Saturday 12 December 2009

Oh Very Small Town of Bethlehem.

By Richard Morley.

The Main Scene of the Nativity at the Belén del Ayuntamiento

Oh pueblecito de Belén, cuán quieto tú estás.
Los astros en silencio dan su bella luz en paz.
Mas en tus calles brilla la luz de redención
que da a todo hombre la eterna salvación.

The power of religion in Spain might not be as Strong as it was not that long ago, despite reprehensible measures taken by the church to affect voting in the parliament, but Christmas in this country still retains a spiritual side lost in the commercial bluster that signifies the festive season in other countries.

The story of the Nativity is very important in Spanish tradition. I wrote a couple of posts ago about Nativity scenes, or “Beléns”. Now those figures that were on sale in the Christmas market are now coming to a shop window near you – if you live in Madrid.

My greengrocer has one. So does the travel agent and the hairdresser around the corner. One of the banks is trying to serve both God and Mammon by displaying a very tiny crib. Some of these Belenes (ITALICS) would win no prizes for expertise or creativity. The hairdressers has basically arranged a few plastic figures of shepherds and angels, shoved in a couple of camels, and that’s it. It’s not really a nativity scene as there is no stable, no Holy family. But it makes a difference from the usual cans of hairspray and boxes of colouring that are normally on display.

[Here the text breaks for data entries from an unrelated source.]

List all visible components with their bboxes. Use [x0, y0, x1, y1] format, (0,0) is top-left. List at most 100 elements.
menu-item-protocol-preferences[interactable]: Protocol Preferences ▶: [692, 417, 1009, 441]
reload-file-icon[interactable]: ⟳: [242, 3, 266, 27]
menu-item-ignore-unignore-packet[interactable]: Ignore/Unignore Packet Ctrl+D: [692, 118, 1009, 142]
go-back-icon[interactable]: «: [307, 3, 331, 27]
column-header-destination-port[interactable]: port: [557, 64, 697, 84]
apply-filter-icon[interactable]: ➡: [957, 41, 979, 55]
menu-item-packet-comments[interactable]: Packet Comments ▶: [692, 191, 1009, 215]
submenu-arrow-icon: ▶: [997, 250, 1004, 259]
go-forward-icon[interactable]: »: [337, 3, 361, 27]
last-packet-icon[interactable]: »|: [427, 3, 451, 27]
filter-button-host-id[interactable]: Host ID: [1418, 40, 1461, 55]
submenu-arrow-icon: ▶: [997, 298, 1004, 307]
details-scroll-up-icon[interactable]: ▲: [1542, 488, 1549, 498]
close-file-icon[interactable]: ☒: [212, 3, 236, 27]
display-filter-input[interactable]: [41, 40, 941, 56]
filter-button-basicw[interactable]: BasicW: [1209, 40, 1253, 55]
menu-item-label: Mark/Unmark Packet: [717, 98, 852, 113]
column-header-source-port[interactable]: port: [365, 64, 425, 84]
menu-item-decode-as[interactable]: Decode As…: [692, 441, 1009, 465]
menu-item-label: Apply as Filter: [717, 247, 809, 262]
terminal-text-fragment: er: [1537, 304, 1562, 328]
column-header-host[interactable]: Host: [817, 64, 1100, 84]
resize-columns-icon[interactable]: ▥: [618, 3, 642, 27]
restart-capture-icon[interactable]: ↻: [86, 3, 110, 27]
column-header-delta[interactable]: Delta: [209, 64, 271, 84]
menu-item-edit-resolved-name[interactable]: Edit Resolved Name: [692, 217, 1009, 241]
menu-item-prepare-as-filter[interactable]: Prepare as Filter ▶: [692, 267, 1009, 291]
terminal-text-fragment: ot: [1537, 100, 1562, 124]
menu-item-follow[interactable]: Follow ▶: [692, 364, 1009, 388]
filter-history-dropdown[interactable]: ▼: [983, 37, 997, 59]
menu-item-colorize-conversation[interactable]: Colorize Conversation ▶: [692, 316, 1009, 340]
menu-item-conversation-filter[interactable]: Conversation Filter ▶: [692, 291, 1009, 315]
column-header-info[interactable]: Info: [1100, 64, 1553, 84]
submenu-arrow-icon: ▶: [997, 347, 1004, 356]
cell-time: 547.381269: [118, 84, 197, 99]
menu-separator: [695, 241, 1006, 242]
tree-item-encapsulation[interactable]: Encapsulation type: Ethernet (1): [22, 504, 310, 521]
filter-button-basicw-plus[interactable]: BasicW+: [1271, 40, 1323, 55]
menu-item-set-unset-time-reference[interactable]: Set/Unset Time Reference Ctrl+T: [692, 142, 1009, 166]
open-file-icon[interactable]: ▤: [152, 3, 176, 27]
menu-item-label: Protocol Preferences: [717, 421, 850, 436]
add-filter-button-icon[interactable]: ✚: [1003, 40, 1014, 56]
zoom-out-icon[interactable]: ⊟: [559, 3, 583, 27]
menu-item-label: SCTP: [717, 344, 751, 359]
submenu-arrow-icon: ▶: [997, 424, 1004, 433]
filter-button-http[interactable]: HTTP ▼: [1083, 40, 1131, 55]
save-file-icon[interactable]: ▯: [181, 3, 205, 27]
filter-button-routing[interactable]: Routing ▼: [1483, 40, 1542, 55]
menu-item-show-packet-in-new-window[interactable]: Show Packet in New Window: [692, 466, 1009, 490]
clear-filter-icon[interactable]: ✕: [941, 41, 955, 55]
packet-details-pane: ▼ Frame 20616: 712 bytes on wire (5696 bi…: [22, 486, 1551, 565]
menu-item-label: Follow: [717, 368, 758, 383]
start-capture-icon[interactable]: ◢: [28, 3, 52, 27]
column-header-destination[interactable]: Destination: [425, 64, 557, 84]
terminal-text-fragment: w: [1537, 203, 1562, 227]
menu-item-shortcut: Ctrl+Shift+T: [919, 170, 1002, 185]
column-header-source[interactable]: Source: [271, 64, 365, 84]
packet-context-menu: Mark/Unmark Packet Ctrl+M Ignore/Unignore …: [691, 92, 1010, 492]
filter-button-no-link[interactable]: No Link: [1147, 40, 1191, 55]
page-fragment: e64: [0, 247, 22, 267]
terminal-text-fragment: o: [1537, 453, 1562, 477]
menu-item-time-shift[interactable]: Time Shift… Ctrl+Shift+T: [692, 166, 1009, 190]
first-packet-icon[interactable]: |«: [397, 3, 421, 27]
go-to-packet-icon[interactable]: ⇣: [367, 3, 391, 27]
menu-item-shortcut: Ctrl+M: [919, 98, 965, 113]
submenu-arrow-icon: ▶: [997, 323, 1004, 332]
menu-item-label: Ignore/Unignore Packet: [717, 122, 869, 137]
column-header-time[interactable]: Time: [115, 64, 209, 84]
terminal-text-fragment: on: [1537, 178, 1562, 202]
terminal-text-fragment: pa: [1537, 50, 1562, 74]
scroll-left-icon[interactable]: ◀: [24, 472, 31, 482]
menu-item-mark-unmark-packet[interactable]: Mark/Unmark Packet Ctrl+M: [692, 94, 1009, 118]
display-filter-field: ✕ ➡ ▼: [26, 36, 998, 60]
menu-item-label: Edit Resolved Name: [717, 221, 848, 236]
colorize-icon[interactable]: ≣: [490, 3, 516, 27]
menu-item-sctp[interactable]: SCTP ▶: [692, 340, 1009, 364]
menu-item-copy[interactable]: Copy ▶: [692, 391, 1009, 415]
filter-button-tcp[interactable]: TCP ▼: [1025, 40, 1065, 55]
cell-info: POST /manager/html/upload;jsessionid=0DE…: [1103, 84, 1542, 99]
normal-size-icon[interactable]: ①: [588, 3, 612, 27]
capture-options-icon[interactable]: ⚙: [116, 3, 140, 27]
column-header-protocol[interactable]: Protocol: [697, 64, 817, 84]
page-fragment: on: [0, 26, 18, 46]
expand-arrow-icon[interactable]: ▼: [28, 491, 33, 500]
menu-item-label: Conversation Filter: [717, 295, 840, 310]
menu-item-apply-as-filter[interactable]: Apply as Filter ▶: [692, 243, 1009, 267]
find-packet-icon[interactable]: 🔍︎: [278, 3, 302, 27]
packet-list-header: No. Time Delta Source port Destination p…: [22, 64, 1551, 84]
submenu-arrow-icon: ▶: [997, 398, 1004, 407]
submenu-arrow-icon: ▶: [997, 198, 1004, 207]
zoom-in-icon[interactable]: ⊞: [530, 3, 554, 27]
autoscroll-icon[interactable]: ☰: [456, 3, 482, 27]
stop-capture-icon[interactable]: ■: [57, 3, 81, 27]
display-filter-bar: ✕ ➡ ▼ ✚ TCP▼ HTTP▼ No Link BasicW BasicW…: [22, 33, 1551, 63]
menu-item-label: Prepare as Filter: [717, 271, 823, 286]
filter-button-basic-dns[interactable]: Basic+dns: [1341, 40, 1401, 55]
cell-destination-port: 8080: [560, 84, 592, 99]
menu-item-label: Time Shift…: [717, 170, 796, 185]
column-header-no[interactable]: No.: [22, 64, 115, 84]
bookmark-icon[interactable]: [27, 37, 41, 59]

Serving God and Mammon - my local Santander bank.

The pharmacist has gone for chintz, the local chiropractors have opted for simplicity over ostentation, and the double glazing showroom has just gone completely overboard. His window contains hundreds of little figures, buildings and, artistically, he has put the stable off to one side. He does this every year.

The Hairdressers.

The Pharmacy.

The Double Glazing Showroom

And it’s great! It’s a sign Christmas is almost here.

Some of the Beléns are much more professional – and expensive.

This year the ayuntamiento has called upon the services of a “Maestro Belenista”, José Luis Mayo Lebrija to create the figures and they has have been assembled by Enrique Haro. And, as you would expect, it is on a grand scale.

The Anunciation

Divided into three parts; the Annunciation, where the angel appears before the shepherds watching over their flocks; the stable scene with the baby Jesus being watched over by a doting mother and father; (Header Photograph) and finally, scenes of the journey of the three kings on their way to worship the new born.

The craftsmanship of the model-making is amazing.

 Scenes of everyday life

 The Belen can be found underground at the new tourist centre on the corner of the Calle de Goya and the Paseo de la Castellana at the Plaza Colon. If you have fifteen minutes, it is well worth the visit. It is open between 10am and 9pm until the 6th of January.

The Journey of the Three Kings

Another Belen created by José Luis Mayo Lebrija can be found in the Basílica Pontificia de San Miguel in the calle de San Justo, not far from the Plaza Mayor. Open from 10am to 2pm and 5:30 to 9 except during services.

The men who create these marvels have grouped themselves into the “Asociación de la Belenistas de Madrid”. They have their own exhibition in the Old Post office, the Real Casa de Correos in the Puerta del Sol. There you will find over 600 figures set among wonderfully crafted scenery. The whole thing weighs more than two and a half tons. Again, the exhibition will remain open until the 6th of January.

According to the “Madrid es Navidad” booklet given out free by the ayuntamiento, there are twenty four official Belens scattered around the town. Whether you are religious or not, they are worth a look just for the workmanship alone.



  1. The Belen in San Lorenzo de el Escorial takes over the whole centre ot town, going over four squares and the pedestrian street between them. It opens on December 22nd, but so far they have built a sort of middle-eastern village in the main square, a mound for the anunciacion in another square, some sort of desert on the third and a roman palace on the fourth. Last year there were about 150 sheep all over the place. Worth seeing it.

  2. There's another big one in La Vaguada, near the Zara.